Cybersecurity Threats: Recent Instances of Trust Account Theft

March 27, 2025

In the last few weeks, the Law Society has received reports of cybercriminals calling lawyers pretending to be security or trust safety personnel from the lawyer’s bank. The cybercriminals use social engineering techniques to gain access to the lawyer’s trust account. Once access is gained to the trust account, the cybercriminals use electronic funds transfers to withdraw trust monies. This is a reminder to be suspicious of unexpected emails and telephone calls. If someone calls you and purports to be from your bank, hang up and call your bank back at their main contact number.

Our digital landscape is constantly evolving, and it is crucial to remain vigilant against a wide array of sophisticated cybersecurity threats. In recent years, there has been an alarming rise in social engineering attacks — where cybercriminals disguise themselves as trusted accounts or organizations to deceive unsuspecting recipients — as well as business email compromise attempts, which can result in fraudulent financial transactions and unauthorized access to sensitive data. Lawyers and their trust accounts are high value targets for a variety of types of cybercriminals.
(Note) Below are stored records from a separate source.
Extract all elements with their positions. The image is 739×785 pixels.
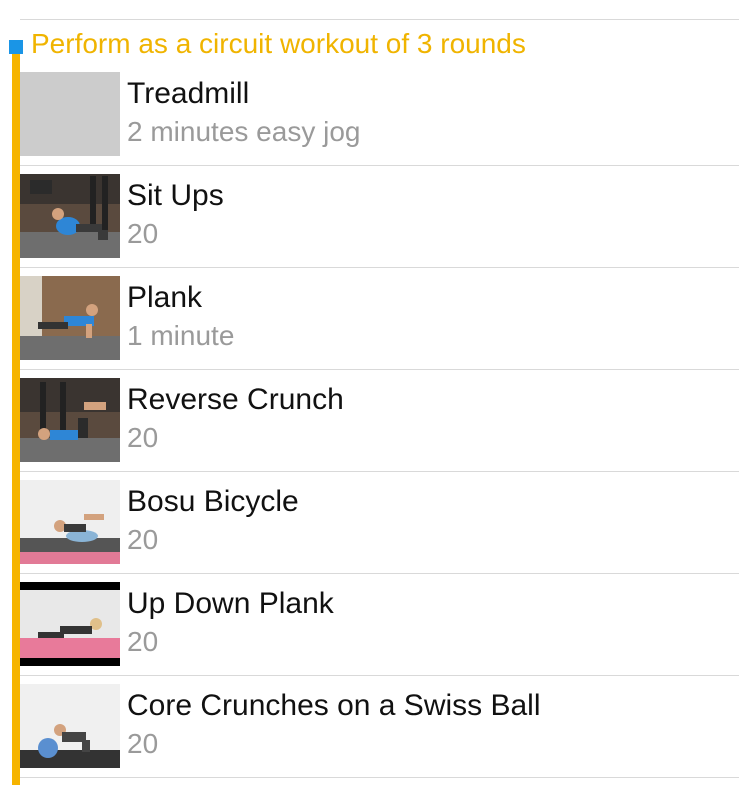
exercise-row-core-crunches-swiss-ball[interactable]: Core Crunches on a Swiss Ball 20 <box>20 682 739 784</box>
exercise-name: Treadmill <box>127 77 250 110</box>
exercise-row-treadmill[interactable]: Treadmill 2 minutes easy jog <box>20 70 739 172</box>
exercise-row-up-down-plank[interactable]: Up Down Plank 20 <box>20 580 739 682</box>
exercise-detail: 20 <box>127 524 159 555</box>
exercise-thumbnail <box>20 480 120 564</box>
exercise-row-bosu-bicycle[interactable]: Bosu Bicycle 20 <box>20 478 739 580</box>
exercise-name: Plank <box>127 281 203 314</box>
exercise-detail: 20 <box>127 728 159 759</box>
top-divider <box>20 19 739 20</box>
exercise-thumbnail <box>20 378 120 462</box>
exercise-thumbnail <box>20 582 120 666</box>
exercise-row-plank[interactable]: Plank 1 minute <box>20 274 739 376</box>
exercise-name: Reverse Crunch <box>127 383 344 416</box>
exercise-name: Bosu Bicycle <box>127 485 299 518</box>
exercise-detail: 20 <box>127 626 159 657</box>
exercise-list: Treadmill 2 minutes easy jog Sit Ups 20 … <box>20 70 739 784</box>
exercise-row-sit-ups[interactable]: Sit Ups 20 <box>20 172 739 274</box>
exercise-name: Core Crunches on a Swiss Ball <box>127 689 541 722</box>
exercise-row-reverse-crunch[interactable]: Reverse Crunch 20 <box>20 376 739 478</box>
exercise-detail: 20 <box>127 422 159 453</box>
circuit-marker-icon <box>9 40 23 54</box>
exercise-thumbnail-placeholder <box>20 72 120 156</box>
workout-circuit-screen: Perform as a circuit workout of 3 rounds… <box>0 0 739 785</box>
exercise-name: Up Down Plank <box>127 587 334 620</box>
exercise-thumbnail <box>20 684 120 768</box>
exercise-name: Sit Ups <box>127 179 224 212</box>
exercise-thumbnail <box>20 174 120 258</box>
exercise-detail: 1 minute <box>127 320 235 351</box>
exercise-detail: 2 minutes easy jog <box>127 116 361 147</box>
circuit-rail <box>12 54 20 785</box>
exercise-thumbnail <box>20 276 120 360</box>
exercise-detail: 20 <box>127 218 159 249</box>
circuit-title: Perform as a circuit workout of 3 rounds <box>31 28 526 59</box>
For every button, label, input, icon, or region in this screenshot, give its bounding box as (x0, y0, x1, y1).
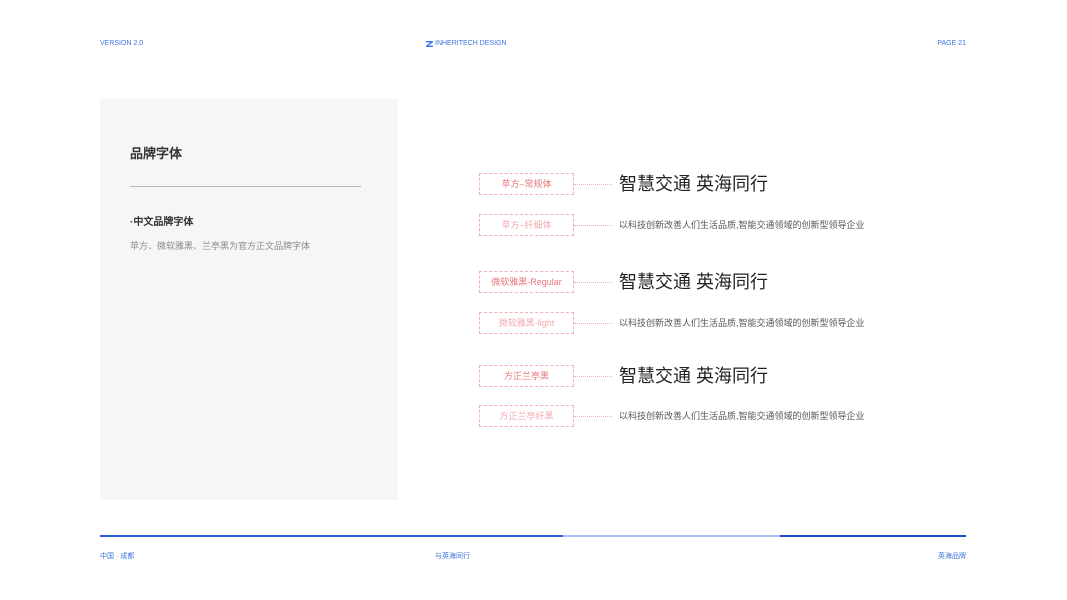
brand-logo-icon (426, 41, 433, 47)
font-specimen-row: 苹方–常规体 智慧交通 英海同行 (479, 173, 768, 195)
font-name-tag: 苹方–纤细体 (479, 214, 574, 236)
font-sample-text: 以科技创新改善人们生活品质,智能交通领域的创新型领导企业 (619, 220, 865, 230)
header-brand: INHERITECH DESIGN (426, 39, 507, 49)
dotted-connector (574, 281, 612, 283)
brand-name: INHERITECH DESIGN (435, 40, 507, 47)
section-description: 苹方、微软雅黑、兰亭黑为官方正文品牌字体 (130, 241, 311, 251)
font-name-tag: 方正兰亭纤黑 (479, 405, 574, 427)
footer-rule-dark (780, 535, 966, 537)
font-specimen-row: 苹方–纤细体 以科技创新改善人们生活品质,智能交通领域的创新型领导企业 (479, 214, 865, 236)
font-name-tag: 微软雅黑-Regular (479, 271, 574, 293)
page-title: 品牌字体 (130, 146, 183, 161)
font-specimen-row: 微软雅黑-light 以科技创新改善人们生活品质,智能交通领域的创新型领导企业 (479, 312, 865, 334)
font-sample-text: 以科技创新改善人们生活品质,智能交通领域的创新型领导企业 (619, 411, 865, 421)
footer-rule-light (563, 535, 780, 537)
font-name-tag: 苹方–常规体 (479, 173, 574, 195)
dotted-connector (574, 415, 612, 417)
dotted-connector (574, 224, 612, 226)
font-name-tag: 方正兰亭黑 (479, 365, 574, 387)
font-specimen-row: 方正兰亭纤黑 以科技创新改善人们生活品质,智能交通领域的创新型领导企业 (479, 405, 865, 427)
dotted-connector (574, 322, 612, 324)
font-sample-text: 智慧交通 英海同行 (619, 366, 769, 386)
font-sample-text: 以科技创新改善人们生活品质,智能交通领域的创新型领导企业 (619, 318, 865, 328)
dotted-connector (574, 183, 612, 185)
footer-brand: 英海品牌 (938, 553, 966, 560)
footer-rule-primary (100, 535, 563, 537)
font-specimen-row: 微软雅黑-Regular 智慧交通 英海同行 (479, 271, 768, 293)
dotted-connector (574, 375, 612, 377)
section-subtitle: ·中文品牌字体 (130, 217, 194, 228)
font-name-tag: 微软雅黑-light (479, 312, 574, 334)
font-sample-text: 智慧交通 英海同行 (619, 174, 769, 194)
font-sample-text: 智慧交通 英海同行 (619, 272, 769, 292)
page-number: PAGE 21 (937, 40, 966, 47)
title-divider (130, 186, 361, 187)
footer-slogan: 与英海同行 (435, 553, 470, 560)
font-specimen-row: 方正兰亭黑 智慧交通 英海同行 (479, 365, 768, 387)
brand-font-panel: 品牌字体 ·中文品牌字体 苹方、微软雅黑、兰亭黑为官方正文品牌字体 (100, 99, 398, 500)
footer-location: 中国 · 成都 (100, 553, 135, 560)
version-label: VERSION 2.0 (100, 40, 144, 47)
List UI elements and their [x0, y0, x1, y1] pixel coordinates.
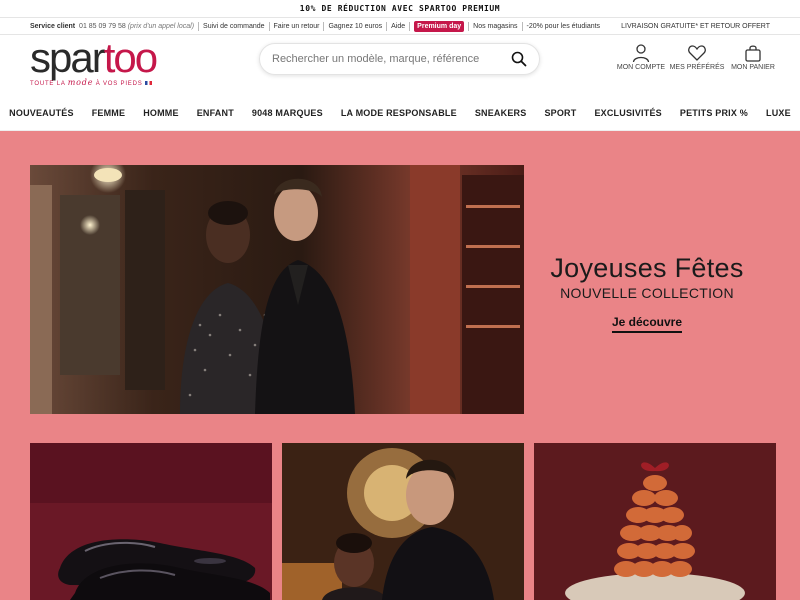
- heart-icon: [688, 45, 706, 61]
- nav-petits-prix[interactable]: PETITS PRIX %: [671, 108, 757, 118]
- service-phone: 01 85 09 79 58 (prix d'un appel local): [79, 22, 195, 30]
- hero-subtitle: NOUVELLE COLLECTION: [560, 285, 734, 301]
- hero-banner[interactable]: Joyeuses Fêtes NOUVELLE COLLECTION Je dé…: [30, 165, 770, 414]
- logo-tagline: TOUTE LA mode À VOS PIEDS: [30, 78, 240, 87]
- tile-couple[interactable]: [282, 443, 524, 600]
- favorites-label: MES PRÉFÉRÉS: [669, 64, 725, 71]
- cart-label: MON PANIER: [731, 64, 775, 71]
- link-nos-magasins[interactable]: Nos magasins: [469, 21, 523, 31]
- link-etudiants[interactable]: -20% pour les étudiants: [523, 22, 605, 31]
- customer-service[interactable]: Service client 01 85 09 79 58 (prix d'un…: [30, 21, 200, 31]
- nav-sneakers[interactable]: SNEAKERS: [466, 108, 536, 118]
- nav-luxe[interactable]: LUXE: [757, 108, 800, 118]
- bag-icon: [745, 45, 761, 62]
- utility-bar: Service client 01 85 09 79 58 (prix d'un…: [0, 17, 800, 35]
- nav-marques[interactable]: 9048 MARQUES: [243, 108, 332, 118]
- user-icon: [632, 44, 650, 63]
- link-faire-retour[interactable]: Faire un retour: [270, 21, 325, 31]
- service-label: Service client: [30, 22, 76, 30]
- nav-femme[interactable]: FEMME: [83, 108, 135, 118]
- nav-exclusivites[interactable]: EXCLUSIVITÉS: [585, 108, 670, 118]
- link-gagnez-10[interactable]: Gagnez 10 euros: [324, 21, 388, 31]
- link-suivi-commande[interactable]: Suivi de commande: [199, 21, 270, 31]
- nav-mode-responsable[interactable]: LA MODE RESPONSABLE: [332, 108, 466, 118]
- search-input[interactable]: [272, 53, 511, 65]
- favorites-button[interactable]: MES PRÉFÉRÉS: [669, 43, 725, 71]
- hero-title: Joyeuses Fêtes: [550, 253, 744, 283]
- link-aide[interactable]: Aide: [387, 21, 411, 31]
- utility-links: Service client 01 85 09 79 58 (prix d'un…: [30, 20, 621, 32]
- hero-cta-link[interactable]: Je découvre: [611, 315, 683, 333]
- search-bar: [259, 43, 540, 75]
- hero-cta: Je découvre: [524, 315, 770, 333]
- main-nav: NOUVEAUTÉS FEMME HOMME ENFANT 9048 MARQU…: [0, 95, 800, 131]
- header: spartoo TOUTE LA mode À VOS PIEDS MON CO…: [0, 35, 800, 95]
- search-icon[interactable]: [511, 51, 527, 67]
- logo-wordmark: spartoo: [30, 34, 158, 81]
- nav-nouveautes[interactable]: NOUVEAUTÉS: [0, 108, 83, 118]
- nav-homme[interactable]: HOMME: [134, 108, 188, 118]
- premium-day-wrapper: Premium day: [410, 20, 470, 32]
- hero-text: Joyeuses Fêtes NOUVELLE COLLECTION Je dé…: [524, 165, 770, 414]
- shipping-info[interactable]: LIVRAISON GRATUITE* ET RETOUR OFFERT: [621, 23, 770, 30]
- tile-gift[interactable]: [534, 443, 776, 600]
- hero-image[interactable]: [30, 165, 524, 414]
- french-flag-icon: [144, 81, 152, 86]
- tile-shoes[interactable]: [30, 443, 272, 600]
- cart-button[interactable]: MON PANIER: [728, 43, 778, 71]
- account-area: MON COMPTE MES PRÉFÉRÉS MON PANIER: [616, 43, 778, 71]
- account-label: MON COMPTE: [616, 64, 666, 71]
- nav-sport[interactable]: SPORT: [535, 108, 585, 118]
- promo-banner[interactable]: 10% DE RÉDUCTION AVEC SPARTOO PREMIUM: [0, 0, 800, 17]
- account-button[interactable]: MON COMPTE: [616, 43, 666, 71]
- nav-enfant[interactable]: ENFANT: [188, 108, 243, 118]
- premium-day-badge[interactable]: Premium day: [414, 20, 465, 32]
- spartoo-logo[interactable]: spartoo TOUTE LA mode À VOS PIEDS: [30, 34, 240, 88]
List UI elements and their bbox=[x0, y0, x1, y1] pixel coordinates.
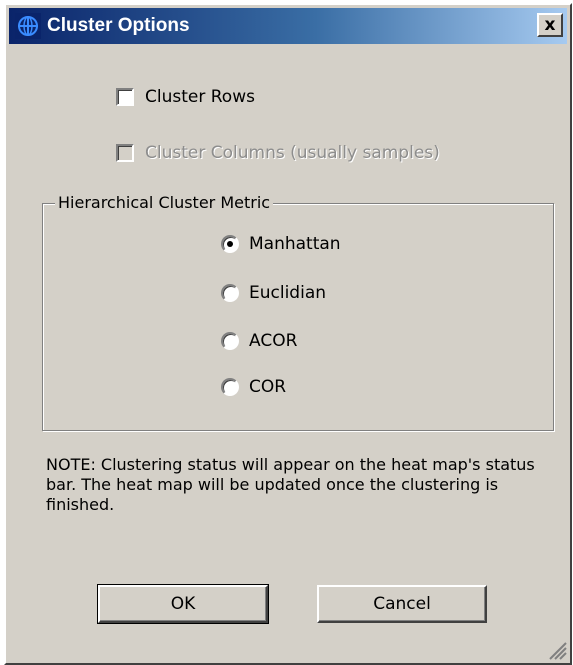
metric-group-label: Hierarchical Cluster Metric bbox=[55, 193, 274, 212]
cluster-columns-option: Cluster Columns (usually samples) bbox=[116, 143, 440, 163]
acor-radio[interactable] bbox=[221, 332, 239, 350]
cluster-rows-checkbox[interactable] bbox=[116, 88, 134, 106]
cluster-rows-option[interactable]: Cluster Rows bbox=[116, 87, 255, 107]
cluster-app-icon bbox=[15, 13, 41, 39]
euclidian-radio[interactable] bbox=[221, 284, 239, 302]
dialog-title: Cluster Options bbox=[47, 15, 190, 36]
cancel-button[interactable]: Cancel bbox=[317, 585, 487, 623]
metric-option-euclidian[interactable]: Euclidian bbox=[221, 283, 326, 303]
euclidian-label: Euclidian bbox=[249, 283, 327, 303]
metric-option-manhattan[interactable]: Manhattan bbox=[221, 234, 341, 254]
metric-groupbox: Hierarchical Cluster Metric Manhattan Eu… bbox=[42, 193, 554, 431]
cluster-columns-checkbox bbox=[116, 144, 134, 162]
metric-option-cor[interactable]: COR bbox=[221, 377, 286, 397]
cor-label: COR bbox=[249, 377, 287, 397]
title-bar[interactable]: Cluster Options x bbox=[9, 8, 567, 44]
clustering-note: NOTE: Clustering status will appear on t… bbox=[46, 455, 535, 514]
ok-button[interactable]: OK bbox=[97, 584, 269, 624]
acor-label: ACOR bbox=[249, 331, 298, 351]
close-icon: x bbox=[544, 14, 556, 35]
cluster-options-dialog: Cluster Options x Cluster Rows Cluster C… bbox=[4, 3, 572, 665]
resize-grip-icon[interactable] bbox=[547, 640, 567, 660]
cor-radio[interactable] bbox=[221, 378, 239, 396]
metric-option-acor[interactable]: ACOR bbox=[221, 331, 297, 351]
cluster-columns-label: Cluster Columns (usually samples) bbox=[145, 143, 440, 163]
cluster-rows-label: Cluster Rows bbox=[145, 87, 255, 107]
close-button[interactable]: x bbox=[537, 13, 563, 37]
manhattan-radio[interactable] bbox=[221, 235, 239, 253]
manhattan-label: Manhattan bbox=[249, 234, 341, 254]
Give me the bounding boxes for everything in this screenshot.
To strengthen your defenses against these threats, it is important that you and your organization adopt proactive measures. These can include, but are not limited to:

Cybersecurity and Social Engineering Training – Engaging in regular cybersecurity training to ensure you and your employees know how to recognize and report potential impersonation attacks and business email compromise attempts.
Stringent email authentication protocols – Implementing protocols to verify the legitimacy of incoming messages and identify fraudulent ones.
Multi-Factor Authentication– Enhancing security with multiple authentication layers and robust password management practices to help protect business emails, bank login credentials and other vital programs. To add an additional layer of protection to bank accounts, consider adding secondary authentication to withdrawals, including electronic funds transfers from lawyer’s trust and general accounts.

By fostering a culture of heightened awareness and equipping ourselves with the necessary knowledge, we can all help mitigate the risks associated with these evolving digital threats.